The transition to parenthood does not break marriages in one moment. It loosens them gradually. Studies consistently show that virtually all couples experience a measurable decline in relationship satisfaction after having children, driven by reduced quality time together, shifting individual identities, and the sustained demands of raising a family. The couple that once prioritised each other now operates as a coordinated unit of two, managing a household, dividing responsibilities, and rarely, if ever, simply being together.

 

Most will not seek help. The barriers are well established. Traditional couples therapy carries a persistent stigma, associated more with crisis intervention than with proactive care. Cost reinforces that hesitation. A single session with a couples therapist in the UK can cost anywhere from £50 to £150, and most programmes require ongoing weekly attendance for months. For parents already stretched for time and money, the arithmetic rarely works out.

Meet Shannon Ownhouse

Ownhouse trained and practised as a Clinical Psychologist for 15 years before building a response to this problem. She holds registration with the Health and Care Professions Council (HCPC) in the United Kingdom and membership with the Association of Coaching (AC). Her clinical work gave her a close understanding of how couples arrive at crisis and, more usefully, what the period before crisis looks like. Most of the couples she encountered had not come in early enough.

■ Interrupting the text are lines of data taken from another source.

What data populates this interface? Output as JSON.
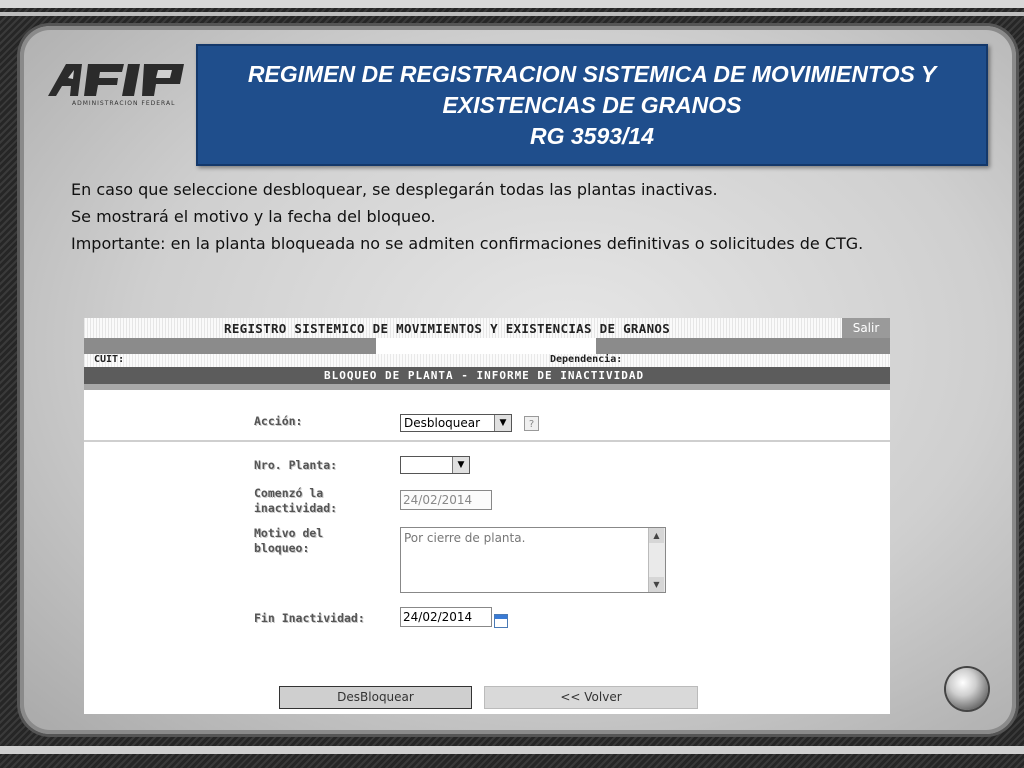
{
  "slide": {
    "logo_text": "AFIP",
    "logo_subtitle": "ADMINISTRACION FEDERAL",
    "title_lines": [
      "REGIMEN DE REGISTRACION SISTEMICA DE MOVIMIENTOS Y",
      "EXISTENCIAS DE GRANOS",
      "RG  3593/14"
    ],
    "description": [
      "En caso que seleccione desbloquear, se desplegarán todas las plantas inactivas.",
      "Se mostrará el motivo y la fecha del bloqueo.",
      "Importante: en la planta bloqueada no se admiten confirmaciones definitivas o solicitudes de CTG."
    ]
  },
  "app": {
    "header_title": "REGISTRO SISTEMICO DE MOVIMIENTOS Y EXISTENCIAS DE GRANOS",
    "salir_label": "Salir",
    "cuit_label": "CUIT:",
    "dependencia_label": "Dependencia:",
    "section_title": "BLOQUEO DE PLANTA - INFORME DE INACTIVIDAD",
    "form": {
      "accion_label": "Acción:",
      "accion_value": "Desbloquear",
      "help_label": "?",
      "nro_planta_label": "Nro. Planta:",
      "nro_planta_value": "",
      "comenzo_label_1": "Comenzó la",
      "comenzo_label_2": "inactividad:",
      "comenzo_value": "24/02/2014",
      "motivo_label_1": "Motivo del",
      "motivo_label_2": "bloqueo:",
      "motivo_value": "Por cierre de planta.",
      "fin_label": "Fin Inactividad:",
      "fin_value": "24/02/2014"
    },
    "buttons": {
      "desbloquear": "DesBloquear",
      "volver": "<< Volver"
    }
  }
}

That observation shaped what she eventually built. “We help busy, tired parents reconnect with each other after having children so that they feel more connected and emotionally close, rediscover the playfulness in their relationship, and become excited about their future together,” Ownhouse says. The emphasis on playfulness is deliberate and reflects something she has repeatedly observed across clinical settings. By the time most couples sought formal support, the lighter qualities of their relationship had already quietly gone.

Building Something Different

The R.E.I.G.N.I.T.E Methodâ„¢ is a trademarked 16-week online relationship coaching programme developed by Ownhouse and delivered through her company, Complete Psychology. It is explicitly not therapy. The distinction matters to her, and she is direct about it. The programme targets couples who are functioning, committed to each other, and willing to invest in their relationship before serious damage sets in.

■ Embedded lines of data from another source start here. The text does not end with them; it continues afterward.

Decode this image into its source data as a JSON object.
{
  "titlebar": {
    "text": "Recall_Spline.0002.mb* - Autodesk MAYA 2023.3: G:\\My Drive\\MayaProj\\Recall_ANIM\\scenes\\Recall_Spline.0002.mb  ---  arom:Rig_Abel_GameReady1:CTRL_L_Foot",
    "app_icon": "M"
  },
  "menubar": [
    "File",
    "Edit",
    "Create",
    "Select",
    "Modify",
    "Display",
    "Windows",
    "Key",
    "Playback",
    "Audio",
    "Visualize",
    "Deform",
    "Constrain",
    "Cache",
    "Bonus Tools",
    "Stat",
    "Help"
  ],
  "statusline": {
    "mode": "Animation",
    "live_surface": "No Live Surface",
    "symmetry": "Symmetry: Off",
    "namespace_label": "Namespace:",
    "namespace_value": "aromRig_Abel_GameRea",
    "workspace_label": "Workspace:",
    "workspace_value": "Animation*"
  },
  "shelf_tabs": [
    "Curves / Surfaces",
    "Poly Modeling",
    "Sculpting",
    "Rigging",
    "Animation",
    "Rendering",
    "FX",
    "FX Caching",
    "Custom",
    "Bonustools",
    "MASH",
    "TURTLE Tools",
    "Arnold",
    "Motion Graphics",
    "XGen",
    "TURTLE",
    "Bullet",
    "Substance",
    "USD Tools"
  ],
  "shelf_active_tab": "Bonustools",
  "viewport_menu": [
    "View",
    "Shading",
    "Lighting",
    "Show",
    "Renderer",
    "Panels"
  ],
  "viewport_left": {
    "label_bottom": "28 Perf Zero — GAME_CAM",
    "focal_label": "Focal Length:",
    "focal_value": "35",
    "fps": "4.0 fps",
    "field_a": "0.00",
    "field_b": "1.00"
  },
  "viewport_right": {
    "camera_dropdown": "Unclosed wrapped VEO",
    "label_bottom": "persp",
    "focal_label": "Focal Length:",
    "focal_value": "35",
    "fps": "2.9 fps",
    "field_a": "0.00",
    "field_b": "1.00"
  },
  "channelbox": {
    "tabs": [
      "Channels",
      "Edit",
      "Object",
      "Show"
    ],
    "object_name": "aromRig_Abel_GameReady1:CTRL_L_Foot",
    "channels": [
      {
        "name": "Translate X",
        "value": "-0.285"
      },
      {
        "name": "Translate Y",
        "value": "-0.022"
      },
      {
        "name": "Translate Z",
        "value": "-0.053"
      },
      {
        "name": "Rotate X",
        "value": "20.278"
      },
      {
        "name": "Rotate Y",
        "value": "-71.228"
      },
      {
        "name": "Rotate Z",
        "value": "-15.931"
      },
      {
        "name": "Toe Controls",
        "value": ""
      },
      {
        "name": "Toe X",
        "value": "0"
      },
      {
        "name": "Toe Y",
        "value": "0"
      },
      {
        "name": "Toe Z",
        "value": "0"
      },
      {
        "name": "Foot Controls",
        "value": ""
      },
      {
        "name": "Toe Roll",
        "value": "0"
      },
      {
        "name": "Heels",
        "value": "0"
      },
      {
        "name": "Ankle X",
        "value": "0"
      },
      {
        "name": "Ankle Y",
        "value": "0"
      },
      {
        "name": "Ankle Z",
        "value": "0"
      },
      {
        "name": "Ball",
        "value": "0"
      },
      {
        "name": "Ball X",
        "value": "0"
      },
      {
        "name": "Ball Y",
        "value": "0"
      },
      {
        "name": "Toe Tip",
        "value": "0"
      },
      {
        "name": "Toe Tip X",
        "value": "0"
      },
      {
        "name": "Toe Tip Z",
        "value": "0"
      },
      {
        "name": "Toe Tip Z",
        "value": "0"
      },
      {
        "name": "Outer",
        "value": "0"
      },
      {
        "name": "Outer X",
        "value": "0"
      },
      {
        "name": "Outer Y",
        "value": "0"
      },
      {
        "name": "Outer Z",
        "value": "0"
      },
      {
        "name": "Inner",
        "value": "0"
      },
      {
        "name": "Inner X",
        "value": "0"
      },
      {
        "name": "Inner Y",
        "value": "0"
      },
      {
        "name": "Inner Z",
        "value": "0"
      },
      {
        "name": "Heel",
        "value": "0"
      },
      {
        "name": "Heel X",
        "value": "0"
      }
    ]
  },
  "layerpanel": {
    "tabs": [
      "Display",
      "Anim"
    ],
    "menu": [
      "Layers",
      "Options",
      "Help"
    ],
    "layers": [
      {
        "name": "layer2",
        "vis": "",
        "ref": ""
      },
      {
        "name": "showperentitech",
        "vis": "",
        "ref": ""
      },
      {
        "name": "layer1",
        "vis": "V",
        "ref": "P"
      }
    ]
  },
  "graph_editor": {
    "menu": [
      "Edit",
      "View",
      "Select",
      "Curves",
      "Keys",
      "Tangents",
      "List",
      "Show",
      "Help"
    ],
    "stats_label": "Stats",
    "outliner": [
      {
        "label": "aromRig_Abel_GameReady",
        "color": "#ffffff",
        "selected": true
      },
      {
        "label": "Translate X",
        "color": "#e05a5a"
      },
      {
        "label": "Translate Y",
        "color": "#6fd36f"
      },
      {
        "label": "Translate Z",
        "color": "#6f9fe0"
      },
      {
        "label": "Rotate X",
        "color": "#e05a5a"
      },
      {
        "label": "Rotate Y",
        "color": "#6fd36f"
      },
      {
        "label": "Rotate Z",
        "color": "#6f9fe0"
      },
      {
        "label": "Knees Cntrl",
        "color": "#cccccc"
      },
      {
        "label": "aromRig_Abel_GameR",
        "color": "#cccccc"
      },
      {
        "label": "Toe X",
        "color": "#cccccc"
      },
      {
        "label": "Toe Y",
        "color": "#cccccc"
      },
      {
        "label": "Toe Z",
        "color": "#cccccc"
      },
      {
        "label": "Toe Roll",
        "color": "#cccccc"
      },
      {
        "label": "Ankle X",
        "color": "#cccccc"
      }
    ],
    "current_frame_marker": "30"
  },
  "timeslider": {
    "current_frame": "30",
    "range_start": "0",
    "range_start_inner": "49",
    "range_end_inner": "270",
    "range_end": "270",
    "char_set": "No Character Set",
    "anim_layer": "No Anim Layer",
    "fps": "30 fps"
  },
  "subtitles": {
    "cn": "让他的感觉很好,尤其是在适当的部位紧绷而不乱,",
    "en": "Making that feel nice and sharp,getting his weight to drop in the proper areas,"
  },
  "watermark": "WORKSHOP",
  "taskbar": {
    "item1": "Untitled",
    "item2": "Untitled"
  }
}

The method is built around a strengths-based framework. Rather than asking couples to excavate past grievances or assign accountability for what went wrong, it focuses on what is already working and builds from there. “The programme is not about blame,” Ownhouse explains. “It is about building something strong and sustainable.”

Each week guides couples through a structured sequence of reconnection, practical tools, and experiences designed to reintroduce the qualities their relationship once carried, before parenthood absorbed it entirely. The programme runs online, removing the scheduling friction that causes many parents to abandon in-person support before it has a chance to work.

From Pilot to Launch

Before taking the programme online, Ownhouse ran it through a pilot phase in which more than 100 couples participated, providing direct feedback that shaped the final product. The official online programme launched in February 2026 and is now available internationally, with active markets across North America, Europe, the United Kingdom, Australia, and New Zealand.

The scale of the pilot is notable for a first release. Many digital wellness products launch with minimal real-world testing and are refined through public iteration. Ownhouse took the opposite approach, building the evidence base before opening to a wider audience rather than after. Whether that approach finds the audience it is designed for remains to be seen. The market for online relationship support is expanding, but so is the competition. What Ownhouse brings that few others in this space can claim is a clinical foundation built over 15 years, and a programme shaped by more than 100 real couples before a single paying customer signed up. In a sector where credentials are often thin and outcomes rarely measured, that is a meaningful place to start.

Disclaimer: The information provided in this article is for informational purposes only and does not constitute professional advice. It is not intended to diagnose, treat, or cure any psychological or medical conditions. Please consult with a licensed therapist or healthcare provider for personalized advice. Results may vary, and no guarantees are made regarding outcomes.